When the battle for space in the overhead locker heats up, there’s nothing I’d like more than to pull a Harry Potter and ‘apparate’ somewhere warm, sunny and crowd-free.
As you casually eye the security queues to see which one is moving faster and push the mystery meat and superglue inflight meal around listlessly with your plastic fork, I’ll know, like me, you’re longing for the Golden Age of travel to return. It was a time when glamourous air hostesses wearing heels would serve equally glamorously dressed passengers martinis and cordon bleu on white crockery.
It may be pertinent to highlight at this stage that the glamour wasn’t quite without its drawbacks – it took several days to get where you were going.
Despite today’s aircraft being littered with donut-pillows, over-sized hoodies and flip-flops, the good news is that it’s never been quicker, easier and more rewarding to travel.
We may have gone through a few decades where travel became highly commoditised, but I fully believe that with digitisation, certain elements of the travel journey are being influenced positively by a return to the values consumers held prior to the 1980s when travel consumption really ‘took off’.
What are those values? Demand for personalised experiences; those that go beyond tick-the-box travel and allow us to connect meaningfully with the people we meet and the places we go.
Today’s traveller wants the journey to be as pleasant as the destination, not simply a means to an end. They see travel as an essential part of their life and wellbeing. They expect a seamless experience – one that pre-empts any pain-points along the way and takes into account their personal needs and wishes.
The list is long and it’s ever-growing. While, as travel suppliers, we may not be under pressure to indulge my desire to ‘apparate’, it’s essential that we seek to understand fully what ’s important to the traveller to remain relevant, from inspiration phase to planning, to organising, to travel and on their return.
The same is true whether you’re a travel agent, a tour operator, an airline, an accommodation provider or even an airport.
An Irish coffee may have been satisfied travellers waiting to cross the Atlantic from Foynes in Ireland in the 1930s, but today’s airports have had to reinvent themselves to become retail and experience meccas, providing travellers with a smorgasbord of facilities like kids’ play areas, in-lounge spas, movie theatres, manicured gardens and even wedding chapels.

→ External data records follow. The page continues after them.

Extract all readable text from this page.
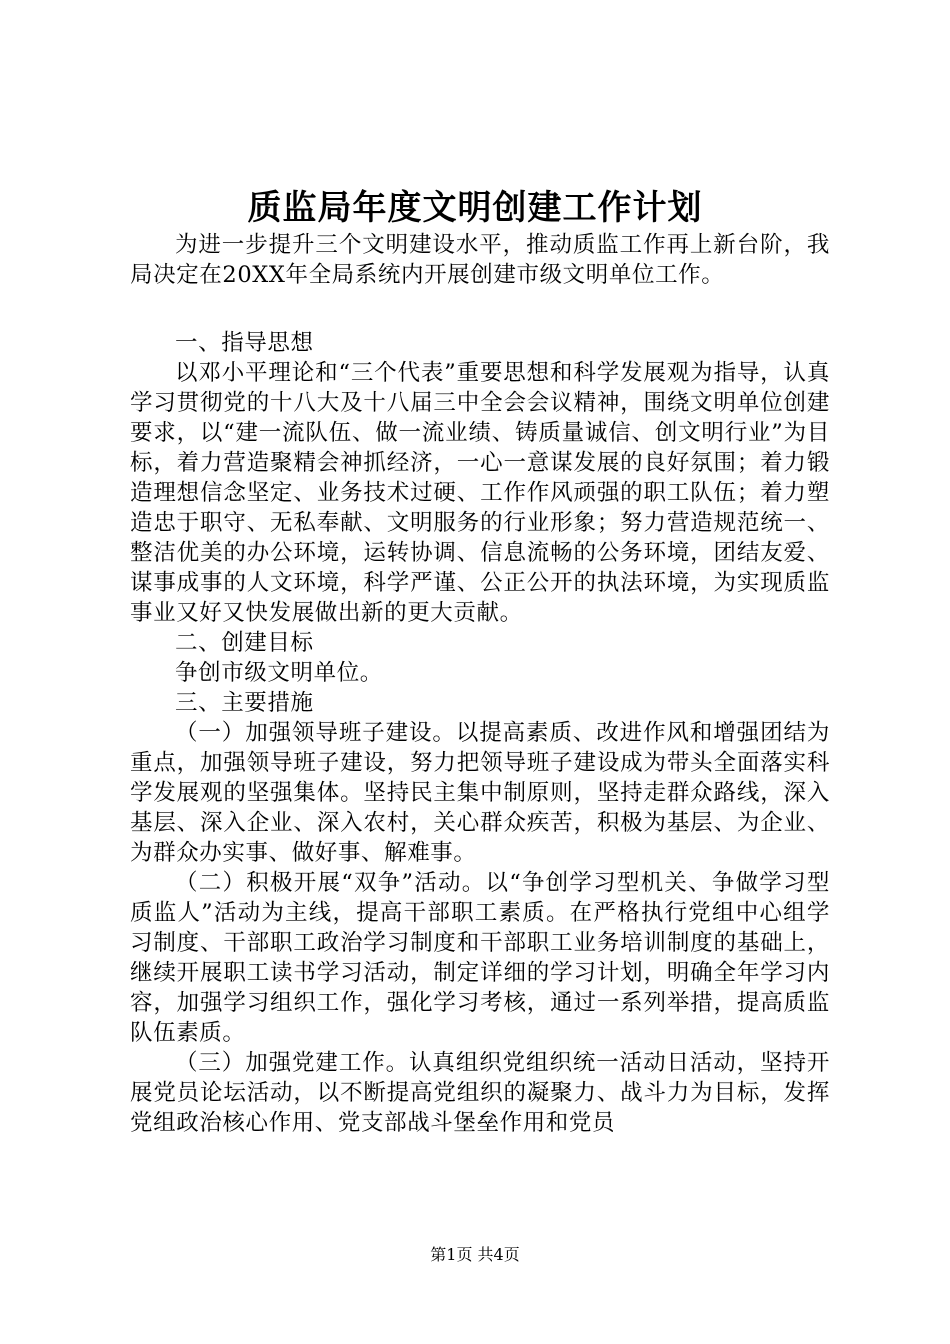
质监局年度文明创建工作计划

为进一步提升三个文明建设水平，推动质监工作再上新台阶，我局决定在20XX年全局系统内开展创建市级文明单位工作。

一、指导思想

以邓小平理论和“三个代表”重要思想和科学发展观为指导，认真学习贯彻党的十八大及十八届三中全会会议精神，围绕文明单位创建要求，以“建一流队伍、做一流业绩、铸质量诚信、创文明行业”为目标，着力营造聚精会神抓经济，一心一意谋发展的良好氛围；着力锻造理想信念坚定、业务技术过硬、工作作风顽强的职工队伍；着力塑造忠于职守、无私奉献、文明服务的行业形象；努力营造规范统一、整洁优美的办公环境，运转协调、信息流畅的公务环境，团结友爱、谋事成事的人文环境，科学严谨、公正公开的执法环境，为实现质监事业又好又快发展做出新的更大贡献。

二、创建目标

争创市级文明单位。

三、主要措施

（一）加强领导班子建设。以提高素质、改进作风和增强团结为重点，加强领导班子建设，努力把领导班子建设成为带头全面落实科学发展观的坚强集体。坚持民主集中制原则，坚持走群众路线，深入基层、深入企业、深入农村，关心群众疾苦，积极为基层、为企业、为群众办实事、做好事、解难事。

（二）积极开展“双争”活动。以“争创学习型机关、争做学习型质监人”活动为主线，提高干部职工素质。在严格执行党组中心组学习制度、干部职工政治学习制度和干部职工业务培训制度的基础上，继续开展职工读书学习活动，制定详细的学习计划，明确全年学习内容，加强学习组织工作，强化学习考核，通过一系列举措，提高质监队伍素质。

（三）加强党建工作。认真组织党组织统一活动日活动，坚持开展党员论坛活动，以不断提高党组织的凝聚力、战斗力为目标，发挥党组政治核心作用、党支部战斗堡垒作用和党员

第1页 共4页
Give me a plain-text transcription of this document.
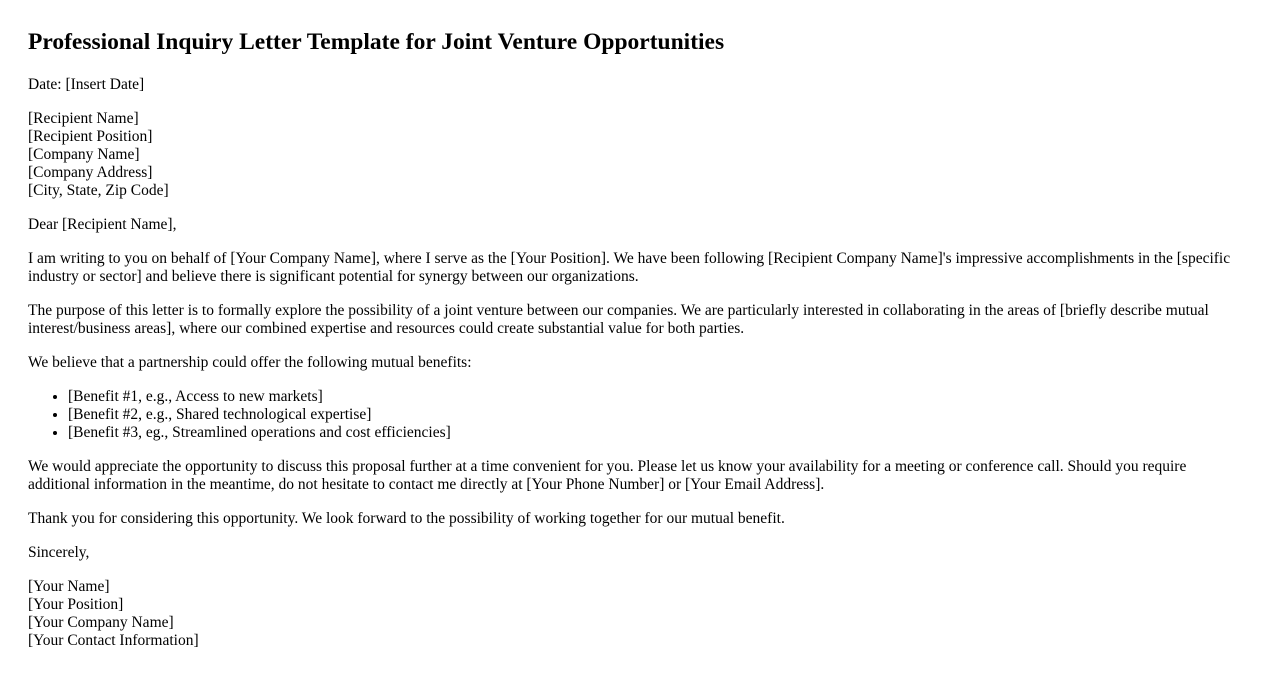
Professional Inquiry Letter Template for Joint Venture Opportunities

Date: [Insert Date]

[Recipient Name]
[Recipient Position]
[Company Name]
[Company Address]
[City, State, Zip Code]

Dear [Recipient Name],

I am writing to you on behalf of [Your Company Name], where I serve as the [Your Position]. We have been following [Recipient Company Name]'s impressive accomplishments in the [specific industry or sector] and believe there is significant potential for synergy between our organizations.

The purpose of this letter is to formally explore the possibility of a joint venture between our companies. We are particularly interested in collaborating in the areas of [briefly describe mutual interest/business areas], where our combined expertise and resources could create substantial value for both parties.

We believe that a partnership could offer the following mutual benefits:

• [Benefit #1, e.g., Access to new markets]
• [Benefit #2, e.g., Shared technological expertise]
• [Benefit #3, eg., Streamlined operations and cost efficiencies]

We would appreciate the opportunity to discuss this proposal further at a time convenient for you. Please let us know your availability for a meeting or conference call. Should you require additional information in the meantime, do not hesitate to contact me directly at [Your Phone Number] or [Your Email Address].

Thank you for considering this opportunity. We look forward to the possibility of working together for our mutual benefit.

Sincerely,

[Your Name]
[Your Position]
[Your Company Name]
[Your Contact Information]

No longer content to just have a roof over their head, travellers now want their hotels to have personality.
From underwater resorts to cave hotels, glass igloos to tree-houses in Amazonian rainforests, there’s a move away from mass hotel accommodation to boutique stays; ones that you can boast about, not just a place to hang your hat for the night.
Similarly, travellers are moving away from wanting to see all the sights when they visit a destination. Rather, there’s demand for a fully immersive experience where they spend time with locals enjoying local pursuits and experiences.
A horse and carriage ride through Central Park now becomes a Parkrun with the New Yorkers. A search on Trip Advisor for the best place to eat pizza in Naples becomes a full cooking experience with a local family. You’ll remember these types of unusual and new experiences far longer than making sure you’ve ticked off all the sights. Think about it…
The world has become so connected digitally, I would argue these shifts are largely the result of our craving a more meaningful connection with the world and its people.
And I thank every day that I work in an industry that can deliver on that connection, even without a little Harry Potter magic to brighten one’s travels.
* These are the views of Sue Garrett, Flight Centre Travel Group GM Product and Marketing.